Cigarette and Cherry mencirikan segala hal yang baik dari manga slice-of-life. Namun artikel ini tidak berusaha untuk membentuk rangkuman semata—anda mungkin hanya dapat mengawang-ngawang apa isi cerita serial ini setelah membaca artikel, agar mereka yang belum membaca tetap dapat mendapatkan sesuatu—melainkan mencoba secara sekaligus mengulas dan membawakan tema-tema yang relevan di sekitarnya.

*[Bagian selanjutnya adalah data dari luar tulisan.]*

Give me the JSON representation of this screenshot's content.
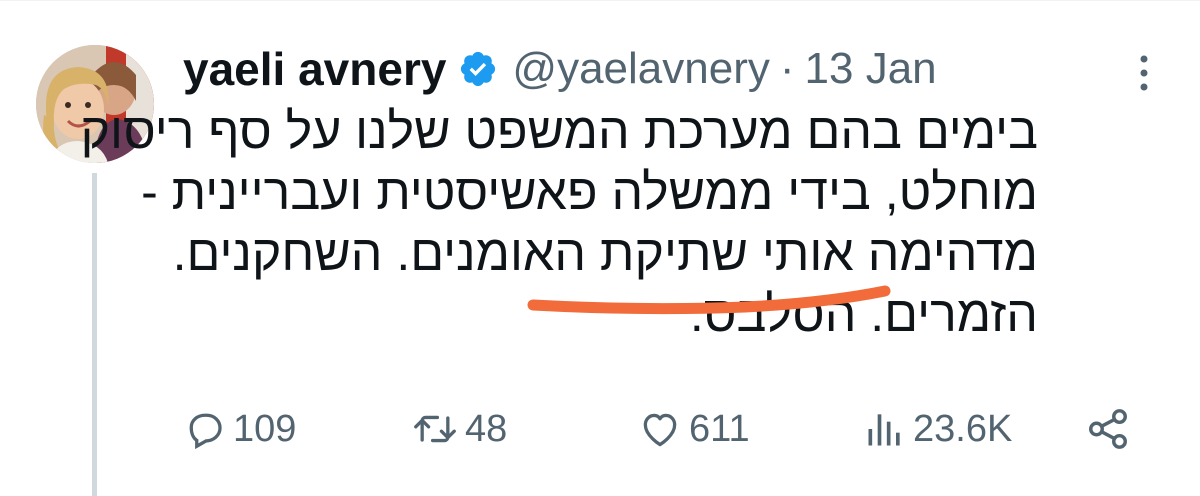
{
  "tweet": {
    "author_name": "yaeli avnery",
    "handle": "@yaelavnery",
    "separator": "·",
    "date": "13 Jan",
    "text_lines": [
      "בימים בהם מערכת המשפט שלנו על סף ריסוק",
      "מוחלט, בידי ממשלה פאשיסטית ועבריינית -",
      "מדהימה אותי שתיקת האומנים. השחקנים.",
      "הזמרים. הסלבס."
    ]
  },
  "actions": {
    "replies": "109",
    "retweets": "48",
    "likes": "611",
    "views": "23.6K"
  },
  "icons": {
    "verified": "verified-badge-icon",
    "more": "more-options-icon",
    "reply": "reply-icon",
    "retweet": "retweet-icon",
    "like": "heart-icon",
    "views": "views-icon",
    "share": "share-icon"
  },
  "colors": {
    "verified_blue": "#1d9bf0",
    "secondary_text": "#536471",
    "highlight_underline": "#f26b3a",
    "thread_line": "#cfd9de"
  }
}
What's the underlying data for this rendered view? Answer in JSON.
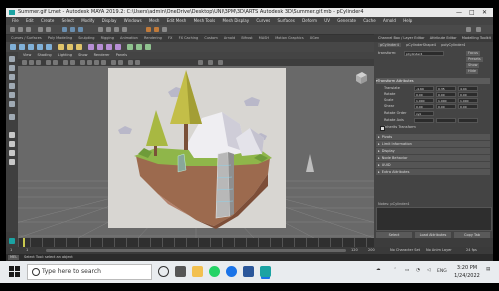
{
  "window": {
    "title": "Summer.gif Lmet - Autodesk MAYA 2019.2: C:\\Users\\admin\\OneDrive\\Desktop\\UNI\\3PM\\3D\\ARTS Autodesk 3D\\Summer.gif.mb - pCylinder4",
    "controls": [
      "—",
      "□",
      "✕"
    ]
  },
  "menubar": [
    "File",
    "Edit",
    "Create",
    "Select",
    "Modify",
    "Display",
    "Windows",
    "Mesh",
    "Edit Mesh",
    "Mesh Tools",
    "Mesh Display",
    "Curves",
    "Surfaces",
    "Deform",
    "UV",
    "Generate",
    "Cache",
    "Arnold",
    "Help"
  ],
  "shelf_tabs": [
    "Curves / Surfaces",
    "Poly Modeling",
    "Sculpting",
    "Rigging",
    "Animation",
    "Rendering",
    "FX",
    "FX Caching",
    "Custom",
    "Arnold",
    "Bifrost",
    "MASH",
    "Motion Graphics",
    "XGen"
  ],
  "viewport": {
    "menu": [
      "View",
      "Shading",
      "Lighting",
      "Show",
      "Renderer",
      "Panels"
    ],
    "colors": {
      "background": "#6a6a6a",
      "image_plane": "#d8d6d2",
      "grass": "#8fb64a",
      "cliff": "#9c6a4e"
    }
  },
  "channel_box": {
    "tabs": [
      "Channel Box / Layer Editor",
      "Attribute Editor",
      "Modelling Toolkit"
    ],
    "node_tabs": [
      "pCylinder4",
      "pCylinderShape4",
      "polyCylinder4"
    ],
    "transform_label": "transform:",
    "transform_value": "pCylinder4",
    "focus_btn": "Focus",
    "presets_btn": "Presets",
    "show_btn": "Show",
    "hide_btn": "Hide",
    "section_title": "Transform Attributes",
    "attributes": [
      {
        "label": "Translate",
        "x": "-4.69",
        "y": "0.35",
        "z": "4.04"
      },
      {
        "label": "Rotate",
        "x": "0.00",
        "y": "0.00",
        "z": "0.00"
      },
      {
        "label": "Scale",
        "x": "1.000",
        "y": "1.000",
        "z": "1.000"
      },
      {
        "label": "Shear",
        "x": "0.00",
        "y": "0.00",
        "z": "0.00"
      }
    ],
    "rotate_order_label": "Rotate Order",
    "rotate_order_value": "xyz",
    "rotate_axis_label": "Rotate Axis",
    "inherits_label": "Inherits Transform",
    "sections": [
      "Pivots",
      "Limit Information",
      "Display",
      "Node Behavior",
      "UUID",
      "Extra Attributes"
    ],
    "notes_label": "Notes: pCylinder4",
    "buttons": [
      "Select",
      "Load Attributes",
      "Copy Tab"
    ]
  },
  "time": {
    "start": "1",
    "end": "120",
    "range_end": "200",
    "no_character_set": "No Character Set",
    "no_anim_layer": "No Anim Layer",
    "fps": "24 fps"
  },
  "command_line": {
    "mel_label": "MEL",
    "tooltip": "Select Tool: select an object"
  },
  "taskbar": {
    "search_placeholder": "Type here to search",
    "clock_time": "3:20 PM",
    "clock_date": "1/24/2022",
    "language": "ENG",
    "colors": {
      "chrome": "#1a73e8",
      "maya": "#1ba3a3",
      "whatsapp": "#25d366",
      "word": "#2b579a",
      "files": "#f2c04f"
    }
  }
}
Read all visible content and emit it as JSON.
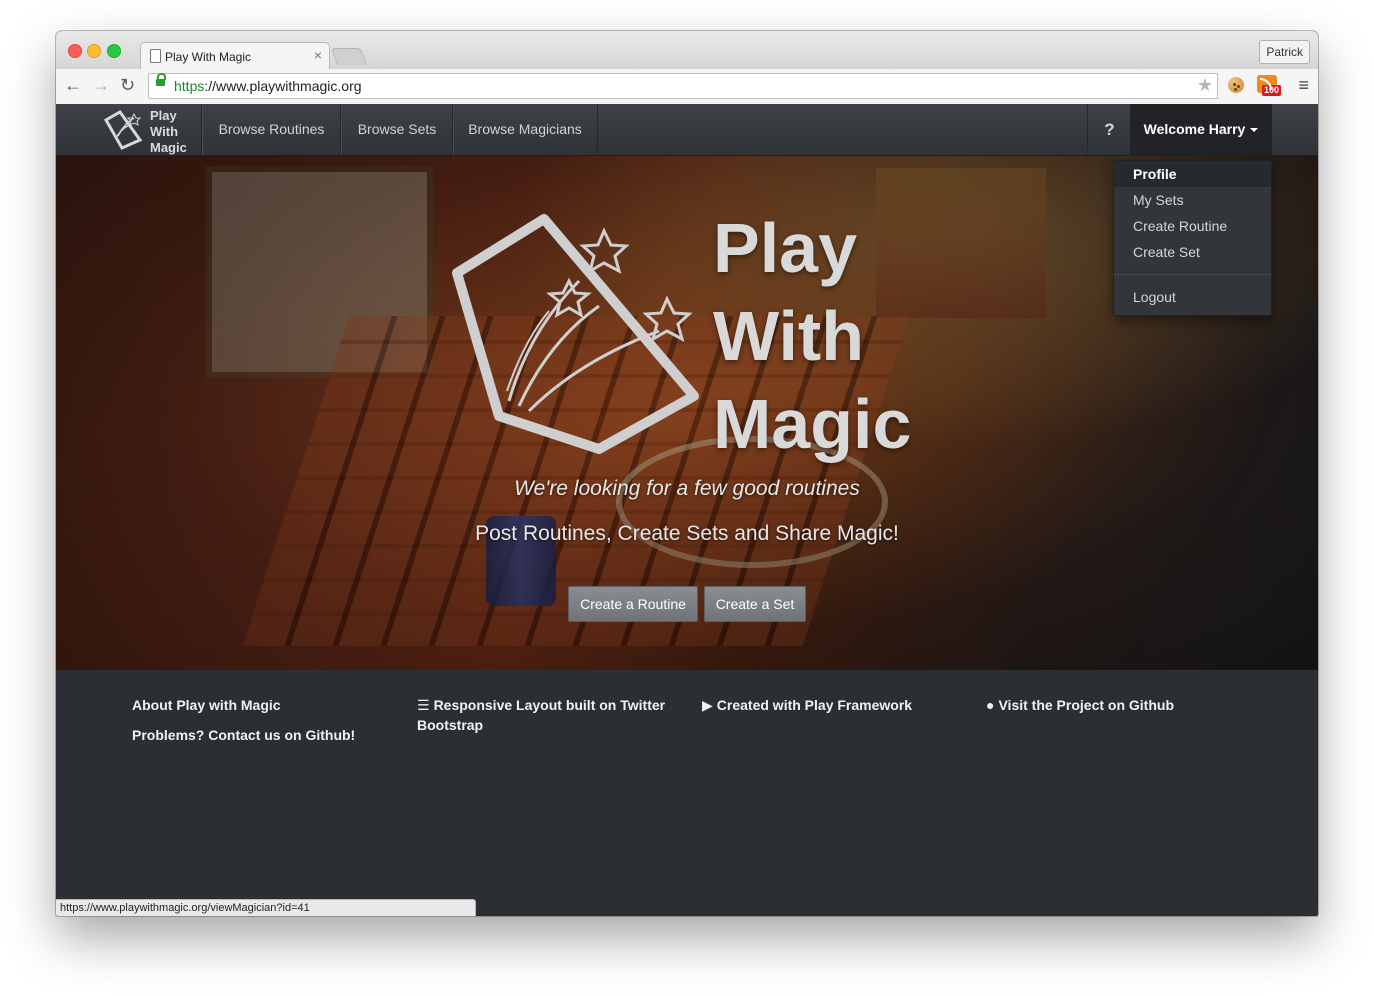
{
  "browser": {
    "tab_title": "Play With Magic",
    "tab_close": "×",
    "profile_name": "Patrick",
    "url_scheme": "https",
    "url_rest": "://www.playwithmagic.org",
    "back_icon": "arrow-left-icon",
    "forward_icon": "arrow-right-icon",
    "reload_icon": "reload-icon",
    "star_icon": "star-icon",
    "menu_icon": "hamburger-menu-icon",
    "rss_badge": "100",
    "status_url": "https://www.playwithmagic.org/viewMagician?id=41"
  },
  "navbar": {
    "brand_lines": [
      "Play",
      "With",
      "Magic"
    ],
    "items": [
      "Browse Routines",
      "Browse Sets",
      "Browse Magicians"
    ],
    "help_label": "?",
    "user_label": "Welcome Harry"
  },
  "dropdown": {
    "items": [
      "Profile",
      "My Sets",
      "Create Routine",
      "Create Set"
    ],
    "logout": "Logout"
  },
  "hero": {
    "title_lines": [
      "Play",
      "With",
      "Magic"
    ],
    "tagline": "We're looking for a few good routines",
    "subtitle": "Post Routines, Create Sets and Share Magic!",
    "buttons": [
      "Create a Routine",
      "Create a Set"
    ]
  },
  "footer": {
    "about": "About Play with Magic",
    "problems": "Problems? Contact us on Github!",
    "bootstrap": "Responsive Layout built on Twitter Bootstrap",
    "play": "Created with Play Framework",
    "github": "Visit the Project on Github"
  },
  "colors": {
    "navbar": "#35383d",
    "footer": "#2b2e33",
    "button": "#7c7f84",
    "url_green": "#1b8a29"
  }
}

Artikel ini dirancang untuk beragam audiens, utamanya: jika anda telah atau ingin membaca Cigarette and Cherry, atau tertarik dengan genre slice-of-life pada umumnya, atau tertarik dengan rumitnya hubungan antarmanusia.

I. Memahami Konflik

Tema yang paling krusial di dalam slice-of-life manapun, tentu saja, adalah manusia dan interaksinya. Manga slice-of-life memiliki spesialisasi dalam menceritakan dua hal: konflik antarmanusia dan identitas mereka yang terlibat di dalamnya.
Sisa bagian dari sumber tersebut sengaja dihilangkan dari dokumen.